南宮崎から日南線に入る。田吉駅付近。小さな飛行機が飛んでいるが、多分宮崎空港に隣接する航空大学校の訓練機と思われる。
宮崎空港。愛称は“宮崎ブーゲンビリア空港”。空港の玄関口辺りに沢山のブーゲンビリアが植えられており、春から秋まできれいに咲き誇る。写真右側に宮崎空港を拠点としている“ソラシドエア”の黄緑色の尾翼が見える。
田吉を過ぎて、高架となる宮崎空港線がカーブを描いて分かれていく。空港から市内までは空港線があるものの接続はよくなく、基本的に路線バスかタクシーを利用している。昔、父親が「宮崎から鹿児島まで飛行機で移動したことがある」と言っていたが、そんな短距離区間でも航空路線ってあったんだなと驚いた。

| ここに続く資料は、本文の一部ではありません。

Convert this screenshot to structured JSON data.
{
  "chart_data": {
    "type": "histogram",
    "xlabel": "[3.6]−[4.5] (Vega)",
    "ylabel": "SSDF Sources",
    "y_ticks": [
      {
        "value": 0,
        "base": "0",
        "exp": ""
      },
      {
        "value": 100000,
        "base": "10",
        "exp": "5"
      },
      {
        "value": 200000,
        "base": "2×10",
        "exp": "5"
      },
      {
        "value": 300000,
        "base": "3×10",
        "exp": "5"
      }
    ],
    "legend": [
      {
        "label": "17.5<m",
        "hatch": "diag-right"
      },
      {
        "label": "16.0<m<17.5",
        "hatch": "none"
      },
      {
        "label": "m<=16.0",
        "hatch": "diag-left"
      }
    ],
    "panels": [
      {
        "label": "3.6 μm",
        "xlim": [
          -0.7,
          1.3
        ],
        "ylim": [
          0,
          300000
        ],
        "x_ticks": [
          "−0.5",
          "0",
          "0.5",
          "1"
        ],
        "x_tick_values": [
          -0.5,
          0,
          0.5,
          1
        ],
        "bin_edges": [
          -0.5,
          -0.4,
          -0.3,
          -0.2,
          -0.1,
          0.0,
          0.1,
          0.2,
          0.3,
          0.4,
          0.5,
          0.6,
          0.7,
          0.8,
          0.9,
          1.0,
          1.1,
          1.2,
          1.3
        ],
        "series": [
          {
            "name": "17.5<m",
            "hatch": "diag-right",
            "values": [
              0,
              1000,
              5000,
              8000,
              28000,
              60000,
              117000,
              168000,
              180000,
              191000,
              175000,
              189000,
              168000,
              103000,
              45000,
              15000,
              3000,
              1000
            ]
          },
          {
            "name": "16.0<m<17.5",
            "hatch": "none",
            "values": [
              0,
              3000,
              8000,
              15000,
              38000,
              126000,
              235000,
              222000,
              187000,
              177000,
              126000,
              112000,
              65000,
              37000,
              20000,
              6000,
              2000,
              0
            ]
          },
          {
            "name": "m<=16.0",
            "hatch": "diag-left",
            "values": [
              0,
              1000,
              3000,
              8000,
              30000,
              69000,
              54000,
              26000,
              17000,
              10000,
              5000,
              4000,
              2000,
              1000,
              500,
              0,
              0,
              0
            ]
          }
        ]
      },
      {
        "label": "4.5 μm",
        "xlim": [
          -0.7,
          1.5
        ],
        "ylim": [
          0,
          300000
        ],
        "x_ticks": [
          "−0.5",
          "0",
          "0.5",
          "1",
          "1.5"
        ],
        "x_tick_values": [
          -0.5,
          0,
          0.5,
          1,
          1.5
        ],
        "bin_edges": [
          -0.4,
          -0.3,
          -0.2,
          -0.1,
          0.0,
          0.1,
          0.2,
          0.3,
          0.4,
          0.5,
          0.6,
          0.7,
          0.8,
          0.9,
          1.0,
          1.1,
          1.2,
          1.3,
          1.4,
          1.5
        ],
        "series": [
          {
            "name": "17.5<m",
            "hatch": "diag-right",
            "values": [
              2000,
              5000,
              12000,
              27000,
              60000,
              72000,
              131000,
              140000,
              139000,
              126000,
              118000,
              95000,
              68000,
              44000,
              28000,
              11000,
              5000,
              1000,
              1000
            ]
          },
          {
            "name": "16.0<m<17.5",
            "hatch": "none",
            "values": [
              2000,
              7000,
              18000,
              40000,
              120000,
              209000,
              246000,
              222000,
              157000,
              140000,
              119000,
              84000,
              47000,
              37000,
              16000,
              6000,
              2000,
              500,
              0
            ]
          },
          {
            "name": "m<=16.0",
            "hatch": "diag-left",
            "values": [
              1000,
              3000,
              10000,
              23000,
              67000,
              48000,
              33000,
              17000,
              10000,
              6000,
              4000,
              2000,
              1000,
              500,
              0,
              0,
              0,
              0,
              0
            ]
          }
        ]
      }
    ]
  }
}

清武川を渡る。見えてきたのは宮崎県総合運動公園にある“宮崎県総合運動公園硬式野球場”。2020年4月から5年間のネーミングライツにより、『ひなたサンマリンスタジアム宮崎』となった。プロ野球の巨人の春・秋キャンプのメイン球場でもある。最寄り駅は運動公園駅よりも木花(きばな)駅が近い。
同じ総合運動公園内にある“木の花ドーム(このはなどーむ)”。宮崎県産の杉材を利用した木造ドームで、上記と同じくネーミングライツにより『ひなた木の花ドーム』となっている。最寄り駅は運動公園駅。因みに木花(きばな)は旧木花村(きばなそん)を基とする地域名で住所として木花はなく、この辺りは熊野(正しくは大字熊野)である。
何ともかわいらしい名前の駅、子供の国駅。駅の目の前に「こどものくに」という公園があり、その最寄り駅である。意外にも歴史は古く、1939年にこの名前となり、それ以前は青島温泉駅として1923年に開業した。
私も幼い頃に遊びに行ったこともあり、その時はラクダが園内にいて、乗ることも出来た。私は多分幼過ぎて乗ることは出来なかった(兄は乗ったと思う)。
青島駅。宮崎を代表する観光名所、“青島”の最寄り駅。この周辺は「青島の隆起海床と奇形波蝕痕」として国の天然記念物に指定されている。青島を含む宮崎中南部の地域は砂岩と泥岩が交互に重なる宮崎層群という地層で、海に沈降した際に波の作用により波食棚(平らな面)となり、砂岩よりも柔らかな泥岩部分がより侵食される。それが隆起した際に現れたのが“鬼の洗濯板”と呼ばれるような波蝕痕である。青島自体は隆起する間に南側からの黒潮と北からの沿岸流により波食台上に土石・貝などが集積された土地である。波食台自体は日本各地で見られ、青森県深浦町にある“千畳敷”や“江の島”、能登半島最北部の“禄剛崎”なども有名。
青島駅の次の折生迫(おりゅうざこ)駅から隣の内海(うちうみ)駅の間(堀切峠)は“鬼の洗濯板”がよく見える場所なのだが、日南線は海岸線から外れ山間やトンネルに入るため、全く見られない。内海駅を出て、トンネルを抜けるとこのような海岸線に出る。
干潮時にははっきりと“鬼の洗濯板”を見ることが出来るが、この日のこのタイミングではこんな感じ。
波の様子から手前に浅い海食台があることは想像できる。そして、その波の上では、
サーファーが波待ち。宮崎は年間通してサーフィン可能な日本屈指のサーフエリアで、この辺りは超大物サーファーのトム・カレンに因んで“カレンズポイント”と呼ばれている。